None of this is easy to work into Hallmark verse, but (Hendrix's historical imperative aside) this paradigm of love has been infiltrating the mainstream. To a nation increasingly populated by victims, the notion that we're all acting out the "injustices" of childhood seems particularly apt. "Every decade has its own definition of love," notes Peggy Penn of the Ackerman Institute for the Family in New York. "In the '50s we believed in a big, powerful romantic love that would take you right through life." In the '70s, instant intimacy was the rage. When things didn't work out, the lover left that person and tried another set of vulnerabilities that might mix better. Divorce skyrocketed. "If you got stuck with the wrong person," says Martin Grebel, a clinical psychologist in New London, Conn., "the answer was, don't stay with them."
By the mid-1980s, Grebel points out, "reality began to break down the illusion that the good life was in the next relationship. People saw that all of this wasn't dispensable." Seeing patients encounter identical troubles with each new involvement, Hendrix says, he realized that "divorce was an experiment that had failed." He traces the ideas in his book, begun in 1984, to a long series of conversations with his wife, but the portrait of love it drew only codified a growing consensus among his colleagues. Says Hendrix, in the lovely noun-is-a-verb-is-a-noun vernacular of therapists, "We were the languagers of an emergent idea."
It took the rest of us a few years to catch on, but a number of social accidents--the rise of homes dependent on two incomes, AIDS, the children of divorce swearing not to follow their parents--have apparently convinced couples to stop running from their histories and to work with what they have. We have become perhaps the most highly educated generation of lovers in history. Therapists report feeling compelled to read Hendrix's best seller simply because all their patients already have.

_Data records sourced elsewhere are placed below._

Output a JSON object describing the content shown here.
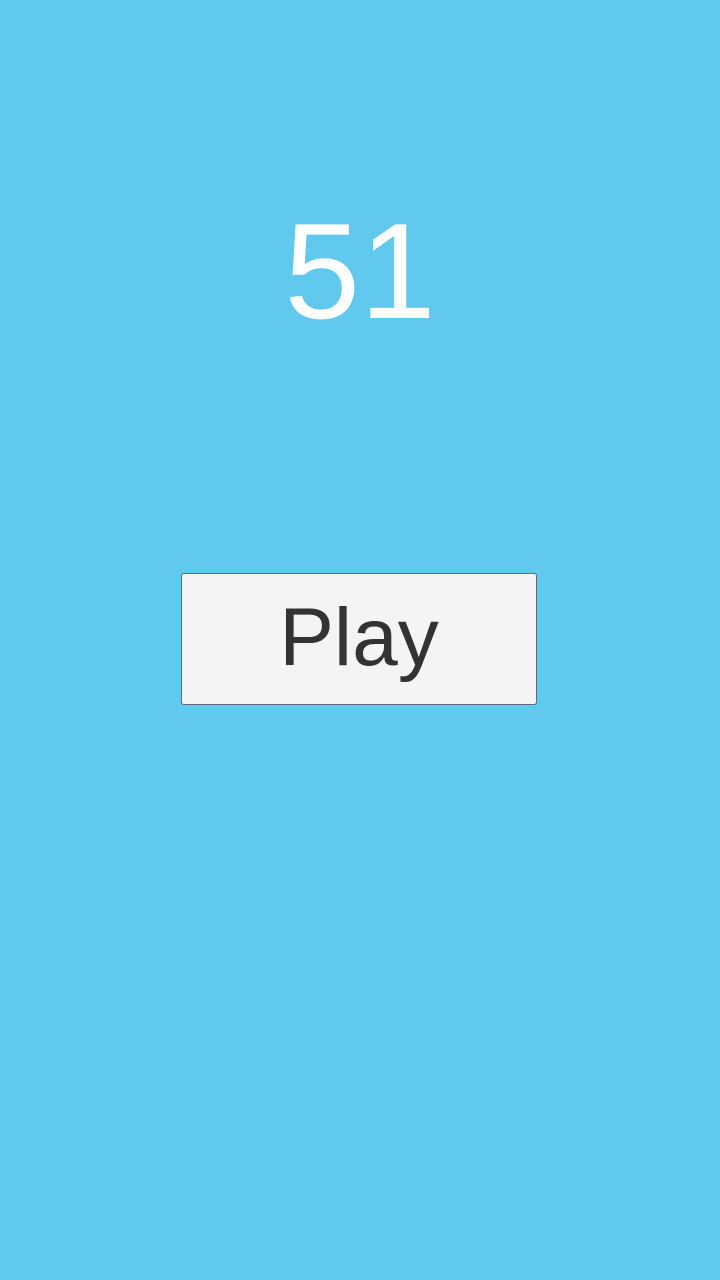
{
  "game": {
    "score": "51",
    "play_label": "Play"
  },
  "colors": {
    "background": "#62C9EE",
    "score_text": "#FFFFFF",
    "button_background": "#F4F4F4",
    "button_text": "#333333"
  }
}
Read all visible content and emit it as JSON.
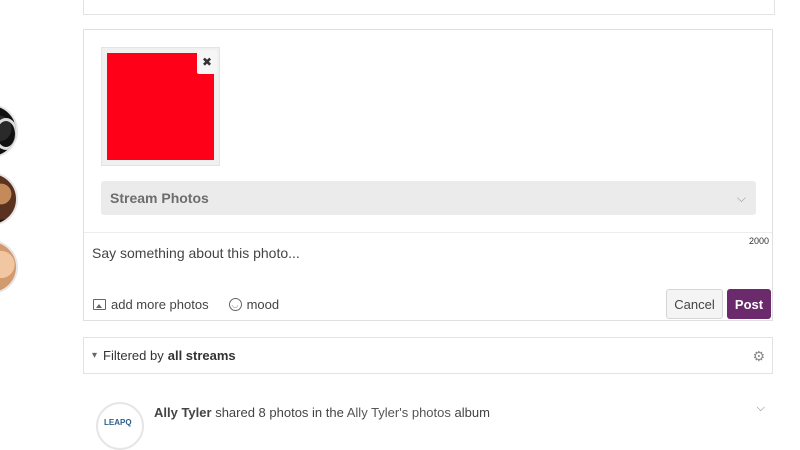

All this has put Cupid on the verge of a comeback. For decades, romantic love, or "the love illusion" as professionals call it, has been suspect, and many therapists, like Grebel, still blame our culture for supporting the "frail hopes and fantasies" of romance. "It's hard to escape all that pathology," Grebel says. "But that's not real love."

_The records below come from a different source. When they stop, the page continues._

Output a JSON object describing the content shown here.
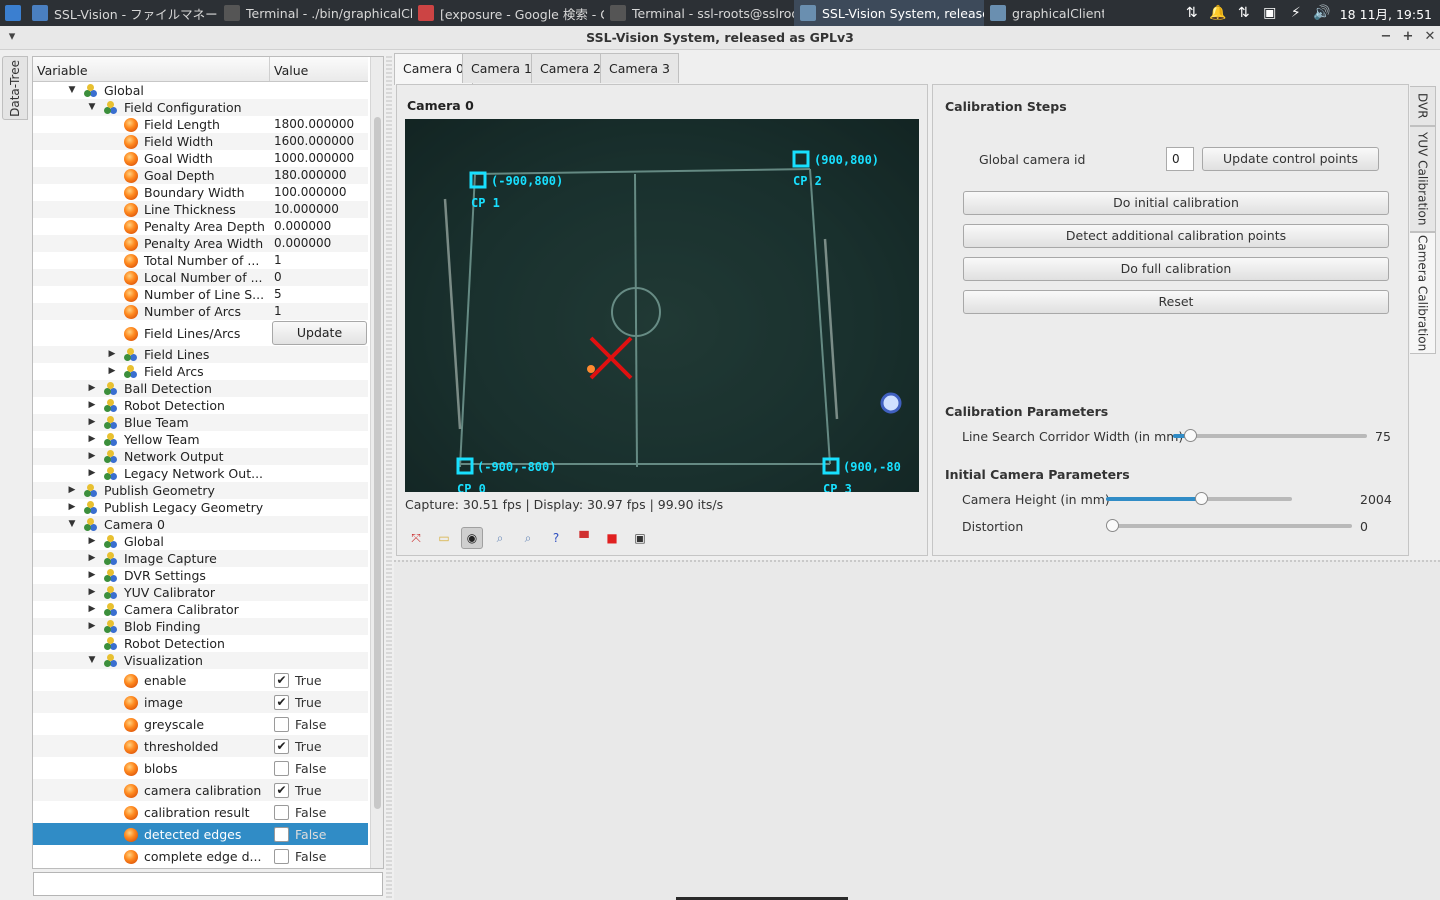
{
  "taskbar": {
    "items": [
      {
        "label": "SSL-Vision - ファイルマネー...",
        "color": "#4a7fc0"
      },
      {
        "label": "Terminal - ./bin/graphicalCli...",
        "color": "#555"
      },
      {
        "label": "[exposure - Google 検索 - G...",
        "color": "#c44"
      },
      {
        "label": "Terminal - ssl-roots@sslroo...",
        "color": "#555"
      },
      {
        "label": "SSL-Vision System, release...",
        "color": "#6a8fb0"
      },
      {
        "label": "graphicalClient",
        "color": "#6a8fb0"
      }
    ],
    "clock": "18 11月, 19:51"
  },
  "window": {
    "title": "SSL-Vision System, released as GPLv3"
  },
  "sidebar_tab": "Data-Tree",
  "tree": {
    "headers": {
      "variable": "Variable",
      "value": "Value"
    },
    "rows": [
      {
        "label": "Global",
        "arrow": "▼",
        "icon": "grp",
        "level": 0
      },
      {
        "label": "Field Configuration",
        "arrow": "▼",
        "icon": "grp",
        "level": 1
      },
      {
        "label": "Field Length",
        "icon": "var",
        "level": 2,
        "value": "1800.000000"
      },
      {
        "label": "Field Width",
        "icon": "var",
        "level": 2,
        "value": "1600.000000"
      },
      {
        "label": "Goal Width",
        "icon": "var",
        "level": 2,
        "value": "1000.000000"
      },
      {
        "label": "Goal Depth",
        "icon": "var",
        "level": 2,
        "value": "180.000000"
      },
      {
        "label": "Boundary Width",
        "icon": "var",
        "level": 2,
        "value": "100.000000"
      },
      {
        "label": "Line Thickness",
        "icon": "var",
        "level": 2,
        "value": "10.000000"
      },
      {
        "label": "Penalty Area Depth",
        "icon": "var",
        "level": 2,
        "value": "0.000000"
      },
      {
        "label": "Penalty Area Width",
        "icon": "var",
        "level": 2,
        "value": "0.000000"
      },
      {
        "label": "Total Number of ...",
        "icon": "var",
        "level": 2,
        "value": "1"
      },
      {
        "label": "Local Number of ...",
        "icon": "var",
        "level": 2,
        "value": "0"
      },
      {
        "label": "Number of Line S...",
        "icon": "var",
        "level": 2,
        "value": "5"
      },
      {
        "label": "Number of Arcs",
        "icon": "var",
        "level": 2,
        "value": "1"
      },
      {
        "label": "Field Lines/Arcs",
        "icon": "var",
        "level": 2,
        "button": "Update"
      },
      {
        "label": "Field Lines",
        "arrow": "▶",
        "icon": "grp",
        "level": 2
      },
      {
        "label": "Field Arcs",
        "arrow": "▶",
        "icon": "grp",
        "level": 2
      },
      {
        "label": "Ball Detection",
        "arrow": "▶",
        "icon": "grp",
        "level": 1
      },
      {
        "label": "Robot Detection",
        "arrow": "▶",
        "icon": "grp",
        "level": 1
      },
      {
        "label": "Blue Team",
        "arrow": "▶",
        "icon": "grp",
        "level": 1
      },
      {
        "label": "Yellow Team",
        "arrow": "▶",
        "icon": "grp",
        "level": 1
      },
      {
        "label": "Network Output",
        "arrow": "▶",
        "icon": "grp",
        "level": 1
      },
      {
        "label": "Legacy Network Out...",
        "arrow": "▶",
        "icon": "grp",
        "level": 1
      },
      {
        "label": "Publish Geometry",
        "arrow": "▶",
        "icon": "grp",
        "level": 0
      },
      {
        "label": "Publish Legacy Geometry",
        "arrow": "▶",
        "icon": "grp",
        "level": 0
      },
      {
        "label": "Camera 0",
        "arrow": "▼",
        "icon": "grp",
        "level": 0
      },
      {
        "label": "Global",
        "arrow": "▶",
        "icon": "grp",
        "level": 1
      },
      {
        "label": "Image Capture",
        "arrow": "▶",
        "icon": "grp",
        "level": 1
      },
      {
        "label": "DVR Settings",
        "arrow": "▶",
        "icon": "grp",
        "level": 1
      },
      {
        "label": "YUV Calibrator",
        "arrow": "▶",
        "icon": "grp",
        "level": 1
      },
      {
        "label": "Camera Calibrator",
        "arrow": "▶",
        "icon": "grp",
        "level": 1
      },
      {
        "label": "Blob Finding",
        "arrow": "▶",
        "icon": "grp",
        "level": 1
      },
      {
        "label": "Robot Detection",
        "icon": "grp",
        "level": 1
      },
      {
        "label": "Visualization",
        "arrow": "▼",
        "icon": "grp",
        "level": 1
      },
      {
        "label": "enable",
        "icon": "var",
        "level": 2,
        "check": true,
        "value": "True"
      },
      {
        "label": "image",
        "icon": "var",
        "level": 2,
        "check": true,
        "value": "True"
      },
      {
        "label": "greyscale",
        "icon": "var",
        "level": 2,
        "check": false,
        "value": "False"
      },
      {
        "label": "thresholded",
        "icon": "var",
        "level": 2,
        "check": true,
        "value": "True"
      },
      {
        "label": "blobs",
        "icon": "var",
        "level": 2,
        "check": false,
        "value": "False"
      },
      {
        "label": "camera calibration",
        "icon": "var",
        "level": 2,
        "check": true,
        "value": "True"
      },
      {
        "label": "calibration result",
        "icon": "var",
        "level": 2,
        "check": false,
        "value": "False"
      },
      {
        "label": "detected edges",
        "icon": "var",
        "level": 2,
        "check": false,
        "value": "False",
        "selected": true
      },
      {
        "label": "complete edge d...",
        "icon": "var",
        "level": 2,
        "check": false,
        "value": "False"
      }
    ]
  },
  "camera_tabs": [
    "Camera 0",
    "Camera 1",
    "Camera 2",
    "Camera 3"
  ],
  "view": {
    "title": "Camera 0",
    "fps": "Capture: 30.51 fps | Display: 30.97 fps | 99.90 its/s",
    "control_points": [
      {
        "coord": "(-900,800)",
        "name": "CP 1"
      },
      {
        "coord": "(900,800)",
        "name": "CP 2"
      },
      {
        "coord": "(-900,-800)",
        "name": "CP 0"
      },
      {
        "coord": "(900,-80",
        "name": "CP 3"
      }
    ]
  },
  "calibration": {
    "steps_title": "Calibration Steps",
    "camera_id_label": "Global camera id",
    "camera_id_value": "0",
    "update_cp_button": "Update control points",
    "initial_button": "Do initial calibration",
    "detect_button": "Detect additional calibration points",
    "full_button": "Do full calibration",
    "reset_button": "Reset",
    "params_title": "Calibration Parameters",
    "corridor_label": "Line Search Corridor Width (in mm)",
    "corridor_value": "75",
    "corridor_fraction": 0.06,
    "initial_title": "Initial Camera Parameters",
    "height_label": "Camera Height (in mm)",
    "height_value": "2004",
    "height_fraction": 0.51,
    "distortion_label": "Distortion",
    "distortion_value": "0",
    "distortion_fraction": 0.0
  },
  "side_tabs": [
    "DVR",
    "YUV Calibration",
    "Camera Calibration"
  ]
}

And yet, if we are to come to terms with our childhood hurts, we must fall in love with our parental substitutes. Real love, says Hendrix, is only born in the midst of the power struggle that romantic love ushers in. Accordingly, therapists have learned to talk about romance's positive side. "Romantic love has an enormous imaginative power. Make hay while the sun shines," says Penn, admitting that she probably would not have made those kinds of statements only a few years ago. "Go with your heart," echoes Hendrix. The alternative, he says, "might be a love without passion."
And on Valentine's Day, it might mean going without those little chocolate hearts.